The Animal Data Room includes skeletons and other information about former residents of the zoo. It was started in 1982 with information about red pandas, and tiger information was added in 2010 (year of the tiger).

- Children's zoo

A children's zoo opened in 1955, and lets visitors watch the animals from up close and even pet them. Animals in this area include rabbits, guinea pigs, miniature pigs, goats, tortoises, cockatoos, chickens, ducks, a donkey, a Ural owl, and rockhopper penguins.

==Wildlife rescue==

The zoo includes a wildlife rescue center opened in 1989 and operated in cooperation with Kyoto Prefecture and Kyoto City. The center rehabilitates injured wildlife for release by the prefecture. The rescue center is not open to the public.

==Incidents and criticism==

In 1932, a lion had to be shot dead after having escaped from the zoo.

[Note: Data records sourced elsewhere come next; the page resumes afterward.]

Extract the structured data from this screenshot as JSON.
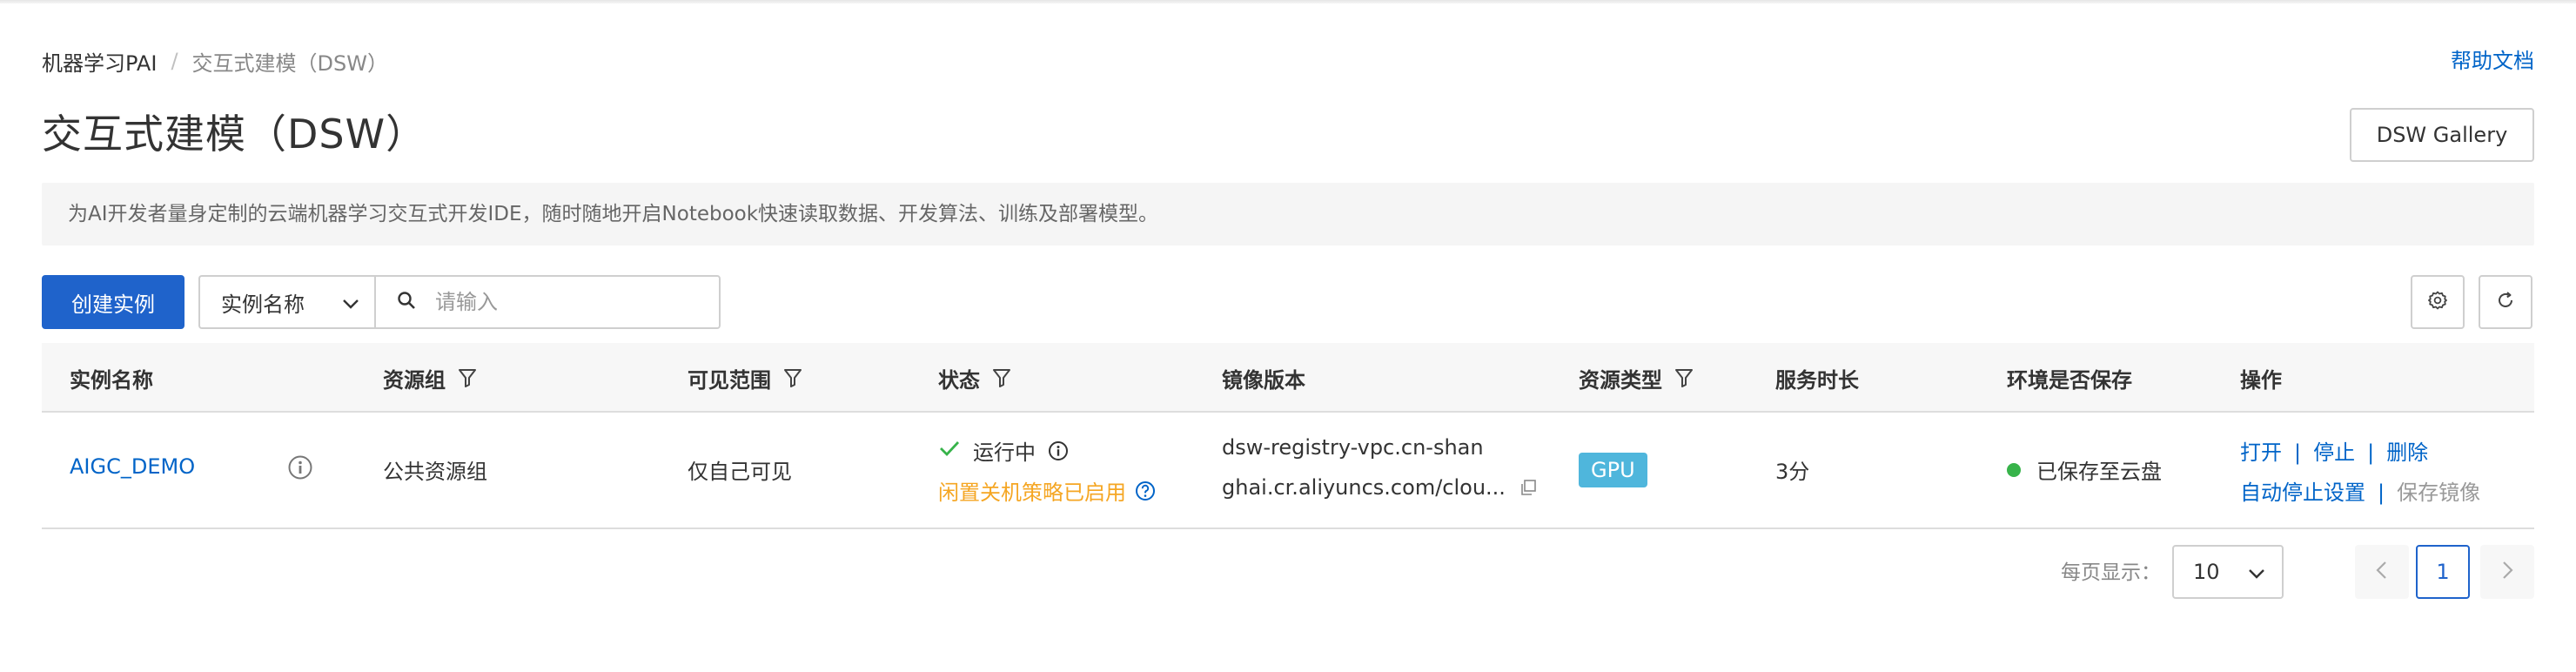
{
  "breadcrumb": {
    "root": "机器学习PAI",
    "separator": "/",
    "current": "交互式建模（DSW）"
  },
  "help_link": "帮助文档",
  "page_title": "交互式建模（DSW）",
  "gallery_button": "DSW Gallery",
  "description": "为AI开发者量身定制的云端机器学习交互式开发IDE，随时随地开启Notebook快速读取数据、开发算法、训练及部署模型。",
  "toolbar": {
    "create_label": "创建实例",
    "filter_field": "实例名称",
    "search_placeholder": "请输入"
  },
  "table": {
    "columns": [
      {
        "label": "实例名称",
        "filterable": false
      },
      {
        "label": "资源组",
        "filterable": true
      },
      {
        "label": "可见范围",
        "filterable": true
      },
      {
        "label": "状态",
        "filterable": true
      },
      {
        "label": "镜像版本",
        "filterable": false
      },
      {
        "label": "资源类型",
        "filterable": true
      },
      {
        "label": "服务时长",
        "filterable": false
      },
      {
        "label": "环境是否保存",
        "filterable": false
      },
      {
        "label": "操作",
        "filterable": false
      }
    ],
    "rows": [
      {
        "name": "AIGC_DEMO",
        "resource_group": "公共资源组",
        "visibility": "仅自己可见",
        "status": "运行中",
        "status_note": "闲置关机策略已启用",
        "image_line1": "dsw-registry-vpc.cn-shan",
        "image_line2": "ghai.cr.aliyuncs.com/clou...",
        "resource_type": "GPU",
        "duration": "3分",
        "env_saved": "已保存至云盘",
        "actions": {
          "open": "打开",
          "stop": "停止",
          "delete": "删除",
          "auto_stop": "自动停止设置",
          "save_image": "保存镜像"
        }
      }
    ]
  },
  "pagination": {
    "per_page_label": "每页显示：",
    "per_page": "10",
    "current_page": "1"
  },
  "colors": {
    "primary": "#1f63cb",
    "link": "#0064c8",
    "running": "#37b34a",
    "warning": "#f5a623",
    "gpu_badge": "#4fb6dc"
  },
  "icons": [
    "search-icon",
    "chevron-down-icon",
    "filter-icon",
    "info-icon",
    "check-icon",
    "help-circle-icon",
    "copy-icon",
    "gear-icon",
    "refresh-icon",
    "chevron-left-icon",
    "chevron-right-icon"
  ]
}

In 2007, the animal welfare society "Animal Concerns Research and Education Society" conducted an investigation into the conditions of polar bears at the 24 Japanese Zoos that keep them, and found all, including the Kyoto Zoo, to be in violation of Canadian standards for animal care. The publication of their findings listed Kyoto Municipal Zoo as one of the facilities in which they found concerns.

In 2008, a zookeeper was killed by a tiger while cleaning its cage.